Why You Should Never Make Traditional Toum Sauce In A Blender

They say oil and water don't mix, but in the culinary world, oil and water come together to create all kinds of delicious sauces and dressings. Take the creamy, pungent sauce called toum, for example. Toum is a fluffy Lebanese garlic sauce combining garlic cloves, salt, lemon juice, water, and neutral oil. The yummy concoction can be used as a dip or spread and is often served with grilled meats, kabobs, shawarma, or falafel. Similar to mayonnaise, toum is an emulsion of oil and water, but stabilized with garlic instead of eggs. So not only is toum vegan, but it's also incredibly flavorful, adding the perfect punch to an otherwise plain dish.

If you've ever tried making a homemade mayonnaise recipe, you know that thoroughly dispersing the oil and water is essential. But unlike mayonnaise, you have to take special care when preparing toum, because it's a much more delicate emulsion.
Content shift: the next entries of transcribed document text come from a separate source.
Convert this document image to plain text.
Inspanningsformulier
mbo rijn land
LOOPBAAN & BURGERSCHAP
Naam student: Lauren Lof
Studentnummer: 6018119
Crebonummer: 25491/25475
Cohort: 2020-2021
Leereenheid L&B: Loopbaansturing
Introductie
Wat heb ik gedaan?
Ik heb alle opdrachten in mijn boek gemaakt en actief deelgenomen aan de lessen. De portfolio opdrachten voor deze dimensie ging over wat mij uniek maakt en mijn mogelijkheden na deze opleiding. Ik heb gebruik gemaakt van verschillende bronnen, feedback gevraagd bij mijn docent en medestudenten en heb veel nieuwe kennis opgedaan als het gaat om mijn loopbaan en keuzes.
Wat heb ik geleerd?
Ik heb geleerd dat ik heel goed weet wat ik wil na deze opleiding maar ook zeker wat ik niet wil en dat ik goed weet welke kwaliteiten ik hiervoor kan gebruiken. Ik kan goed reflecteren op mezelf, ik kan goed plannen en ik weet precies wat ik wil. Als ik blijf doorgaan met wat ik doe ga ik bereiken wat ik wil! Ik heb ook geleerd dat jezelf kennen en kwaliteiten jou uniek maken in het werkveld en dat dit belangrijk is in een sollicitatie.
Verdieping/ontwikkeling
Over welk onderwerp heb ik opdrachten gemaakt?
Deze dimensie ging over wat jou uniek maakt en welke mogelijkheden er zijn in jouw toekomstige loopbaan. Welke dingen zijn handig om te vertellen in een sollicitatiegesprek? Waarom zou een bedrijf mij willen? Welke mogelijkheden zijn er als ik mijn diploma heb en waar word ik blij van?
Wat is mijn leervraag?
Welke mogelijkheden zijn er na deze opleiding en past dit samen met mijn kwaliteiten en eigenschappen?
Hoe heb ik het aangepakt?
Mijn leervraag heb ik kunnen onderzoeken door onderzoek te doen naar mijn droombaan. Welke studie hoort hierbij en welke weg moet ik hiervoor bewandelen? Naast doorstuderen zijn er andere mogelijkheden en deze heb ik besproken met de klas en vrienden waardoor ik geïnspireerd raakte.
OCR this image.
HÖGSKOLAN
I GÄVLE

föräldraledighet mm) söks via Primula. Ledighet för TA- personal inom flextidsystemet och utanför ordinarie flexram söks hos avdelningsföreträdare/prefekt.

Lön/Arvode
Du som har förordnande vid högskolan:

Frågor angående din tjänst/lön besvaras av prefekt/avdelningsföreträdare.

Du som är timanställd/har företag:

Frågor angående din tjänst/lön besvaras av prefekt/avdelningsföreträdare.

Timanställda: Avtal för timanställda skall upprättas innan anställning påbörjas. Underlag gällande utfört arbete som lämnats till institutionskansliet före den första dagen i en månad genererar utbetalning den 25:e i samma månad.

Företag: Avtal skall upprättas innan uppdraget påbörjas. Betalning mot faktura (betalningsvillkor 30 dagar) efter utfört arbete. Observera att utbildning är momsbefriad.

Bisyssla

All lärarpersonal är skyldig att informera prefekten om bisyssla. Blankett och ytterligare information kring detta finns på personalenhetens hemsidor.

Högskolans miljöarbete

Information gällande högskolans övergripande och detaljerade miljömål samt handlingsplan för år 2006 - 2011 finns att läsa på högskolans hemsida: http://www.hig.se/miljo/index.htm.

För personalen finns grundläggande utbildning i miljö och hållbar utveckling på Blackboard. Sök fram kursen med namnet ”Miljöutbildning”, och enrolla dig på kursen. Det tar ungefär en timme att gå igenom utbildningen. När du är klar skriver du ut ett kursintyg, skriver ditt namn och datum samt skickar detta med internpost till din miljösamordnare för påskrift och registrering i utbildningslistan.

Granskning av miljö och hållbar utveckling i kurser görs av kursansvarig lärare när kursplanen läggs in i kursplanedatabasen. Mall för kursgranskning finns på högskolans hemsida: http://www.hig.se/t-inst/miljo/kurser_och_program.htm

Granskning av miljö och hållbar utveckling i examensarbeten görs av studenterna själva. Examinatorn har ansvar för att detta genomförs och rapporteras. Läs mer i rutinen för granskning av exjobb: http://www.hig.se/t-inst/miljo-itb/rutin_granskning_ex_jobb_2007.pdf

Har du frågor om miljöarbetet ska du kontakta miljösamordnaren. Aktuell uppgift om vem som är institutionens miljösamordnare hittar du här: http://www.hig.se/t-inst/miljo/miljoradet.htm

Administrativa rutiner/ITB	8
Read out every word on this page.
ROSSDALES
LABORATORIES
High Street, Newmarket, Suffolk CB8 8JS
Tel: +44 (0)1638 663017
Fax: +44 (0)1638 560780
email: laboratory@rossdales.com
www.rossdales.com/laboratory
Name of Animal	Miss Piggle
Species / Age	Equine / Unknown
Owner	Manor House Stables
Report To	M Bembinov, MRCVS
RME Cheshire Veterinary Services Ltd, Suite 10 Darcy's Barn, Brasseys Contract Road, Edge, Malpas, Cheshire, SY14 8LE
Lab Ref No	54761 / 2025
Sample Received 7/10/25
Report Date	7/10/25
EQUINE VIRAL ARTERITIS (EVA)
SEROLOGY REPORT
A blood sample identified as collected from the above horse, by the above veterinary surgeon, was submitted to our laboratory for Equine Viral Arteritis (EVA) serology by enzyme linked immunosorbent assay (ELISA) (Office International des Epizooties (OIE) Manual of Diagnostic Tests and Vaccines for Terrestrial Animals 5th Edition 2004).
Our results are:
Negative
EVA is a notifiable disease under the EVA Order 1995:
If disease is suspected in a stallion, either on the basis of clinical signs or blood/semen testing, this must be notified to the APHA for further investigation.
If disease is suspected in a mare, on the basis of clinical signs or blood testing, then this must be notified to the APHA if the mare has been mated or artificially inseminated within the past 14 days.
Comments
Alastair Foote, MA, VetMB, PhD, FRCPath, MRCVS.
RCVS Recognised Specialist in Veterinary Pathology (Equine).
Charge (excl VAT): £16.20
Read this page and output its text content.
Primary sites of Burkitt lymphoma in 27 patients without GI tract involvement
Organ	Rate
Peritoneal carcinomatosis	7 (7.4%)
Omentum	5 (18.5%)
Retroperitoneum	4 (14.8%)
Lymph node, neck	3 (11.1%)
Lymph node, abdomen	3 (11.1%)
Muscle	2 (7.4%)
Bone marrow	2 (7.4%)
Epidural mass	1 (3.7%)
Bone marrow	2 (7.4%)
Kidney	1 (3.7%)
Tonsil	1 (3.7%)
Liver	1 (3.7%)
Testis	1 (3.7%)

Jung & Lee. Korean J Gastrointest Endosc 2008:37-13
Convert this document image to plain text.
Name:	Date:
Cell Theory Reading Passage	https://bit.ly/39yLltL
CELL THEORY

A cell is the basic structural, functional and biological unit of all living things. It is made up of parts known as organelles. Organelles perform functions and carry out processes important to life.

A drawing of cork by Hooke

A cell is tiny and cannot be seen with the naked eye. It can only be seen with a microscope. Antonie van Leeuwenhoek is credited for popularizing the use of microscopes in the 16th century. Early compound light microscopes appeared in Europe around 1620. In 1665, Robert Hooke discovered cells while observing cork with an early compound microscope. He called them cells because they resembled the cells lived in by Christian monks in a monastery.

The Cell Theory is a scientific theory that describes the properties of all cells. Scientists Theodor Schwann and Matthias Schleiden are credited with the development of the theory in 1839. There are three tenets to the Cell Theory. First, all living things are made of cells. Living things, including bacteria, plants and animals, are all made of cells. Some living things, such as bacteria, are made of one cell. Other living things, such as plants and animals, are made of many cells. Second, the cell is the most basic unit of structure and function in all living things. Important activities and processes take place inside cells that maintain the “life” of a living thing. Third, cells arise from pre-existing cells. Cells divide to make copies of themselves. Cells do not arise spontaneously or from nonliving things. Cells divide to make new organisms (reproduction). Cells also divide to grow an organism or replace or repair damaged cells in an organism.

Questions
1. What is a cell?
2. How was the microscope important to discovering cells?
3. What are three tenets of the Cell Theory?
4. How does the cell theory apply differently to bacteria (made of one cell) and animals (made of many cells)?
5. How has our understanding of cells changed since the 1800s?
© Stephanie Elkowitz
The keys to achieving perfect toum texture are balancing the addition of oil and water throughout the blending process, and going slow as you mix the ingredients. For the creamiest, fluffiest result, avoid using a blender or immersion blender to mix your toum. These methods create a thinner, denser texture that resembles a dressing more than a light, traditional toum.

Use a small food processor for the best toum texture

Toum is an emulsion, which means that making it requires you to magically mix oil and water — a task that needs lots of patience and precision. An emulsion combines two disparate liquids by dispersing droplets of one liquid throughout the other, resulting in a thicker liquid. Without an emulsifier or binding agent, emulsions are only temporary and can separate. Toum is a relatively stable emulsion, though the smashed garlic tissues and proteins from the aromatic vegetable are much more delicate than the emulsifying lecithin of eggs used in mayonnaise, and require a careful blending process.

Using some types of electronic mixers is certainly possible when making toum, but you might want to bench the blender for something a bit more precise and gentle. A small food processor with small blades is better for really pulverizing all the little pieces of garlic cloves. As a delicate emulsion, toum is all about properly dispersing the oil and water throughout the blended garlic, meaning that a large, bulky blender might not provide the most even mixture. While more easily controlled for blending smaller mixtures, like toum, the imprecision of an immersion blender could also cause your toum emulsion to break, becoming runny and dense. Use a small food processor for the ideal texture in your ultra-garlicky toum, and take it super slow when alternating the oil and water ingredients. Now enjoy some garlic goodness.